Depuis plusieurs années, les structures d’hébergement d’urgence souffrent d’un déficit de places et le système coûteux de réservation de nuitées d'hôtels pour héberger les demandeurs d'asile soit des personnes en situation régulière atteint des limites financières auxquelles nos gouvernants traînent à trouver une solution pour faire face à l'obligation faite par la loi de les loger.

De plus que faire des migrants dont la démarche d'asile n'est pas encore entamée et qui obtiennent à la préfecture un rendez vous pour ouverture de dossier avec des délais de plus en plus longs (plus de deux mois actuellement à Besançon), alors que durant ce délai leur hébergement n'est pas prévu ?

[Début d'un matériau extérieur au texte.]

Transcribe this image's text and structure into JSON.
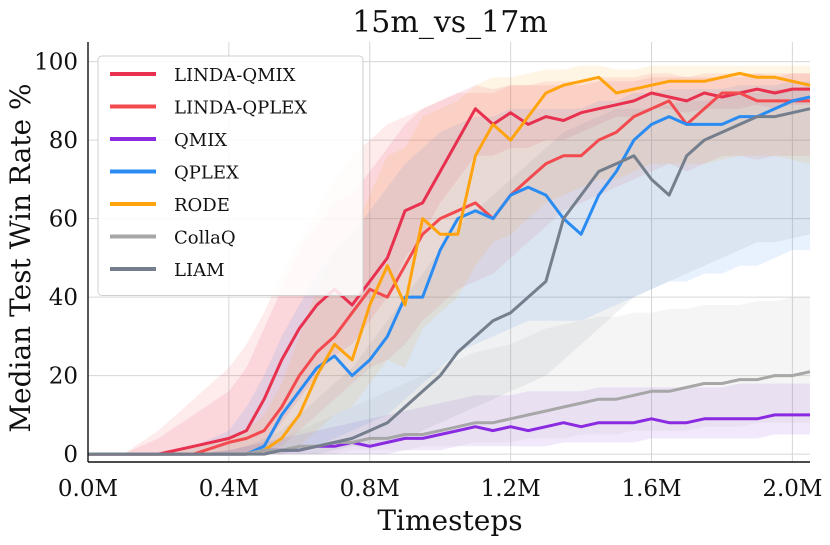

Que faire des campements spontanés qui sont la conséquence de cet état de fait et que nous connaissons à Besançon depuis 2013 à Battant? Campement à la suite duquel un abri de nuit a été ouvert pour une quarantaine de demandeurs d'asile à l'ancienne maternité Saint-Jacques, mais qui a toutefois fermé depuis sans avoir été remplacé. D'autres sont apparus depuis (Chamars, Granvelle, Squat Denfert, Cusenier, Isenbart) aux occupants desquels le collectif SolMiRe apporte un soutien humanitaire constant.

Que faire quand seuls les référés devant le tribunal administratif contraignent la préfecture à loger ces demandeurs à la rue comme le veut la loi ? Que faire quand les campements ne sont plus tolérés par nos autorités mais que le Secrétaire général de la Préfecture se déplace en personne au Tribunal Administratif pour se plaindre que les structures d’hébergement d’urgence manquent de places et tenter de convaincre le juge que le recours aux nuitées d'hôtel doit cesser, justifiant ainsi implicitement le maintien à la rue des plaignants? Que faire si le tribunal obtempère devant ces pressions et que subitement la loi n'est plus la loi et que les gêneurs doivent retourner à leur invisibilité ?...

Or bientôt l'hiver sera là. Toutefois et il ne revient ni au Maire ni au Préfet de faire de la discrimination entre demandeurs d'asile et réfugiés en triant à priori entre «politiques » et « économiques », argument de la prestidigitation macronienne repris avec facilité depuis la fin de la Guerre Froide et d'un accueil alors souvent teinté d'anti-communisme. Il leur revient de laisser  l'OFPRA statuer en la matière.

Montage financier miracle et diminution de moyens pour les migrants

Pour tenter de répondre à ce problème chronique de l'hébergement sur tout le territoire Bernard Cazeneuve, Ministre de l'intérieur, avait lancé en septembre 2016 avec Emmanuelle Cosse le Prahda (Programme d'accueil et d'hébergement des demandeurs d'asile) qui se développe désormais sous l'autorité de l'OFII (Office français de l’immigration et de l’intégration), avec l'objectif de devenir plus efficace à moindre coût ; efficace pour qui restant la question subsidiaire.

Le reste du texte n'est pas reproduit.